[FOM] Frege and the Truth-Values [Was: historical question about the axiomatisation of identity]
Richard Heck
rgheck at brown.edu
Wed Sep 21 11:18:50 EDT 2005
Hartley Slater wrote:
> Richard Heck writes:
>
>> A reconstruction of Frege's system that does without the
>> identification of sentences as names could thus simply take identity
>> to be axiomatized by [Leibniz's Laws]. Of course, this treatment is
>> ineliminably second-order.
>
> He is too kind, or at least he does not see what an immense amount of
> further work would need to be done to make plausible such a
> reconstruction, even supposing it could be done.
So far as I can see, the reconstruction is formally trivial: It's
ordinary second-order logic, and the translation between Frege's system
and the ordinary one is also trivial, *as far as the formulae that are
actually used in the construction of arithmetic are concerned*. Of
course there are some things that can be expressed and even proven in
Frege's system that cannot be expressed or proven in the standard
system. For example, Frege claims in section 10 of "Grundgesetze" that
each of the two truth-values is its own unit class. That has to go. It
is notable, however, that Frege does not actually establish an axiom
that states or even implies this claim: It is not provable in the formal
system (or wouldn't be, if the system were consistent, that is, it
isn't, when the system is made consistent).
> If one separates out identity from equivalence, as Heck suggests, then
> what is to become of the idea that concepts are functions, for a start?
I don't see that there is any problem there. For one thing, the idea
that concepts are functions is present already in "Begriffsschrift",
whereas the idea that sentences are of the same logical type as names is
not: Sentences do not have the same grammatical distribution as names in
that system. They do both occur flanking the sign for identity of
content, but there is no indication that Frege would have regarded
"(F)(x)(Fx -> Fx) = 0" as well-formed, where "=" should really be the
triple bar (\equiv). For another, as Dummett pointed out thirty years
ago, if there are truth-values, then there is no reason there can't be
functions that have them as values. It just doesn't matter whether
truth-values are objects. Lots of people recognize functions that take
other functions as their values, and you don't have to think that
functions are objects to hold that view.
> This idea [that concepts are functions] arises from the attempt to
> see, for instance, what might be put 'Fa <-> T', where 'T" is a
> tautology, as like 'f (a)=T' where 'T' is a referring phrase.
If what is meant here is that the idea aries in this way FOR FREGE, then
the claim is demonstrably false. As noted, the idea that concepts are
functions is present in Begriffsschrift. (In fact, every example of a
"function" that Frege gives in Begriffsschrift is actually of what we
would call a predicate: See section 9.) As Frege himself notes in the
introduction to Grundgesetze, however, the idea that sentences denote
truth-values is not present there.

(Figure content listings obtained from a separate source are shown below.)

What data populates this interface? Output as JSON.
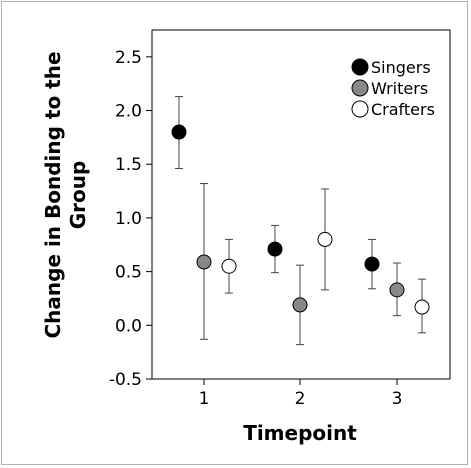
{
  "chart_data": {
    "type": "scatter",
    "x_categories": [
      "1",
      "2",
      "3"
    ],
    "xlabel": "Timepoint",
    "ylabel_lines": [
      "Change in Bonding to the",
      "Group"
    ],
    "ylim": [
      -0.5,
      2.75
    ],
    "yticks": [
      "-0.5",
      "0.0",
      "0.5",
      "1.0",
      "1.5",
      "2.0",
      "2.5"
    ],
    "yticks_values": [
      -0.5,
      0.0,
      0.5,
      1.0,
      1.5,
      2.0,
      2.5
    ],
    "grid": false,
    "legend_position": "top-right",
    "error_bars": true,
    "series": [
      {
        "name": "Singers",
        "fill": "#000000",
        "points": [
          {
            "x": "1",
            "y": 1.8,
            "low": 1.46,
            "high": 2.13
          },
          {
            "x": "2",
            "y": 0.71,
            "low": 0.49,
            "high": 0.93
          },
          {
            "x": "3",
            "y": 0.57,
            "low": 0.34,
            "high": 0.8
          }
        ]
      },
      {
        "name": "Writers",
        "fill": "#888888",
        "points": [
          {
            "x": "1",
            "y": 0.59,
            "low": -0.13,
            "high": 1.32
          },
          {
            "x": "2",
            "y": 0.19,
            "low": -0.18,
            "high": 0.56
          },
          {
            "x": "3",
            "y": 0.33,
            "low": 0.09,
            "high": 0.58
          }
        ]
      },
      {
        "name": "Crafters",
        "fill": "#ffffff",
        "points": [
          {
            "x": "1",
            "y": 0.55,
            "low": 0.3,
            "high": 0.8
          },
          {
            "x": "2",
            "y": 0.8,
            "low": 0.33,
            "high": 1.27
          },
          {
            "x": "3",
            "y": 0.17,
            "low": -0.07,
            "high": 0.43
          }
        ]
      }
    ]
  }
}
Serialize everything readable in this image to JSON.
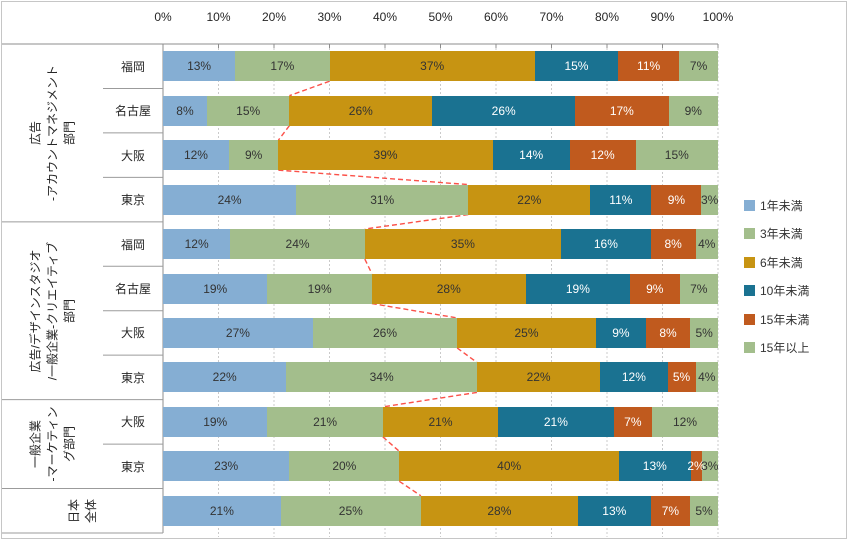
{
  "chart_data": {
    "type": "bar",
    "stacked": true,
    "orientation": "horizontal",
    "title": "",
    "label_format": "{value}%",
    "x_axis": {
      "tick_labels": [
        "0%",
        "10%",
        "20%",
        "30%",
        "40%",
        "50%",
        "60%",
        "70%",
        "80%",
        "90%",
        "100%"
      ],
      "range": [
        0,
        100
      ],
      "grid": "dotted-vertical"
    },
    "legend_position": "right",
    "legend": [
      {
        "label": "1年未満",
        "color": "#85AED3",
        "value_text_color": "#333333"
      },
      {
        "label": "3年未満",
        "color": "#A3BE8C",
        "value_text_color": "#333333"
      },
      {
        "label": "6年未満",
        "color": "#C79412",
        "value_text_color": "#333333"
      },
      {
        "label": "10年未満",
        "color": "#1A7291",
        "value_text_color": "#FFFFFF"
      },
      {
        "label": "15年未満",
        "color": "#C05A1E",
        "value_text_color": "#FFFFFF"
      },
      {
        "label": "15年以上",
        "color": "#A3BE8C",
        "value_text_color": "#333333"
      }
    ],
    "groups": [
      {
        "label_lines": [
          "広告",
          "-アカウントマネジメント",
          "部門"
        ],
        "row_count": 4
      },
      {
        "label_lines": [
          "広告/デザインスタジオ",
          "/一般企業-クリエイティブ",
          "部門"
        ],
        "row_count": 4
      },
      {
        "label_lines": [
          "一般企業",
          "-マーケティン",
          "グ部門"
        ],
        "row_count": 2
      },
      {
        "label_lines": [
          "日本",
          "全体"
        ],
        "row_count": 1
      }
    ],
    "rows": [
      {
        "group": 0,
        "city": "福岡",
        "values": [
          13,
          17,
          37,
          15,
          11,
          7
        ]
      },
      {
        "group": 0,
        "city": "名古屋",
        "values": [
          8,
          15,
          26,
          26,
          17,
          9
        ]
      },
      {
        "group": 0,
        "city": "大阪",
        "values": [
          12,
          9,
          39,
          14,
          12,
          15
        ]
      },
      {
        "group": 0,
        "city": "東京",
        "values": [
          24,
          31,
          22,
          11,
          9,
          3
        ]
      },
      {
        "group": 1,
        "city": "福岡",
        "values": [
          12,
          24,
          35,
          16,
          8,
          4
        ]
      },
      {
        "group": 1,
        "city": "名古屋",
        "values": [
          19,
          19,
          28,
          19,
          9,
          7
        ]
      },
      {
        "group": 1,
        "city": "大阪",
        "values": [
          27,
          26,
          25,
          9,
          8,
          5
        ]
      },
      {
        "group": 1,
        "city": "東京",
        "values": [
          22,
          34,
          22,
          12,
          5,
          4
        ]
      },
      {
        "group": 2,
        "city": "大阪",
        "values": [
          19,
          21,
          21,
          21,
          7,
          12
        ]
      },
      {
        "group": 2,
        "city": "東京",
        "values": [
          23,
          20,
          40,
          13,
          2,
          3
        ]
      },
      {
        "group": 3,
        "city": "",
        "values": [
          21,
          25,
          28,
          13,
          7,
          5
        ]
      }
    ],
    "connectors": {
      "description": "red dashed lines linking the cumulative boundary after the 2nd segment of consecutive bars",
      "color": "#FB5149",
      "style": "dashed"
    },
    "colors": {
      "axis_line": "#8C8C8C",
      "grid_line": "#969696",
      "table_line": "#9B9B9B",
      "outer_border": "#C6C6C6",
      "text": "#262626"
    }
  }
}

It does not appear explicitly until
twelve years later, in "Function and Concept".
If the claim is that one can only really make sense of the idea that
concepts are functions by seeing "Fa <--> T" as 'like' "f(a) = T", then
I have no objection, but I don't see why that should be any problem. Why
can't the former be relevantly and illuminatingly LIKE the latter even
if truth-values are not objects?
My own view is that Frege was led to regard truth-values as objects
because he was overly impressed by certain sorts of simplifications the
treatment of truth-values as objects made possible. These are connected
with his treatment of "double value-ranges".
> In addition, truth is a property of thoughts[...]
Frege famously denied that claim, and I'd deny it, too, in the same
sense and for much the same reasons. But that is a very long story.
> [...]so in connection with *truth* one has properly neither an
> equivalence, nor an identity but a simple predication 'T---Fa' where
> 'T' is 'is true', and '---' is (a bit like) Frege's horizontal.
I won't comment on the substantive issues here. I would note, however,
that the horizontal is the easiest thing of all to reconstruct: It's
just the unary truth-function that corresponds to identity. Of course,
it's a lot less useful in the reconstructed system than it was in
Frege's own.
> Frege was also confused in this latter area too - see my recent paper
> 'Choice and Logic' in JPL (2205) 34, 207-216, especially p214f. - so
> all in all it is much the best to trace accurate historical
> definitions of identity elsewhere.
As I mentioned in the earlier note, Frege axiomatizes identity using
just reflexivity and substitution in "Begriffsschrift", which is, for
the reasons mentioned above, immune from any concerns along the lines
expressed here. I therefore don't see why one shouldn't regard it as an
"accurate" axiomatization of identity.